Each skill is an ordinary mcp_app(), reachable three ways:
served to an MCP client, hosted in the dashboard with
mcp_host_server(), and registered with shinychat through
as_shinychat_tool().
This example adds the handoff. Alongside the display content, each
result carries a structured model_value that the parent app
reads directly, instead of scraping the rendered card:
list(
memo = mcp_result_text(
memo,
model_value = list(
widget = "Safety Signal Scout",
decision = decision,
cohort = cohort,
risk_ratio = rr
)
),
evidence = mcp_result_table(evidence, text = "Aggregate AE evidence table."),
risk_plot = mcp_result_plot(draw_plot, model_value = rate_by_arm, text = "Event rate by arm.")

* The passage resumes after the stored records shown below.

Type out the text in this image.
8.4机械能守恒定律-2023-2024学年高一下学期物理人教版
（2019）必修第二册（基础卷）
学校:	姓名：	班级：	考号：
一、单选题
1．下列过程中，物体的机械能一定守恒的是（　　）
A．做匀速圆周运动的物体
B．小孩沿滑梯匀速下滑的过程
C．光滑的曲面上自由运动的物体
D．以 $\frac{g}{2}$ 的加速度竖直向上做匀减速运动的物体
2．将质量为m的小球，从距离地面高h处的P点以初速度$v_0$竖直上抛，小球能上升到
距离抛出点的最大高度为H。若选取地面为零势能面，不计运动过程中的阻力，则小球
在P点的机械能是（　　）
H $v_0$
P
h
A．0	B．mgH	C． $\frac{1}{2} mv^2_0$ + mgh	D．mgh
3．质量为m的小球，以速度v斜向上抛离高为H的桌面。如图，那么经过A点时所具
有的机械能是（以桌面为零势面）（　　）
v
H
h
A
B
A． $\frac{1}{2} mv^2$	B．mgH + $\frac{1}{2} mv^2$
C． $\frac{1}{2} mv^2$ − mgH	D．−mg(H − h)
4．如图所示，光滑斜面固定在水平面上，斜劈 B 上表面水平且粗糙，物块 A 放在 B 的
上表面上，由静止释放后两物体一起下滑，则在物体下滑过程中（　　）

)The result stays aggregate: a decision, a risk ratio, an evidence
table, never subject-level rows. The parent reads the typed
model_value from
mcp_host_server()$last_raw_result(), so it reacts to data
instead of parsing the screen. A contract inspector panel shows the
tool’s argument schema live, so a reviewer can see exactly what the
agent is allowed to call.
shiny::runApp(system.file("examples", "rpharma-hangout", package = "shinymcp"))The data is synthetic. The pattern it shows, approved skills with
inspectable contracts and aggregate handoffs, applies to any regulated
or high-stakes setting where someone needs to see exactly what the agent
called and what it got back. When you don’t need that oversight and the
app covers a single skill, a lone mcp_app() served directly
(example 9) is far less to build.
Full example and walkthrough: inst/examples/rpharma-hangout/.
Going further
These examples keep an LLM out of the loop so they run offline. Two related packages build on the same R functions:
-
{dsprrr}fits prompts to data with DSPy-style signatures, optimization, and tracing, so you improve a prompt with examples instead of by hand. -
{deputy}is an agent runtime: it lets a tool-using agent call reviewed R functions, with permissions, hooks, and multi-agent coordination.
Together with shinymcp, they treat Shiny components as building blocks for agent-connected workflows rather than standalone dashboards.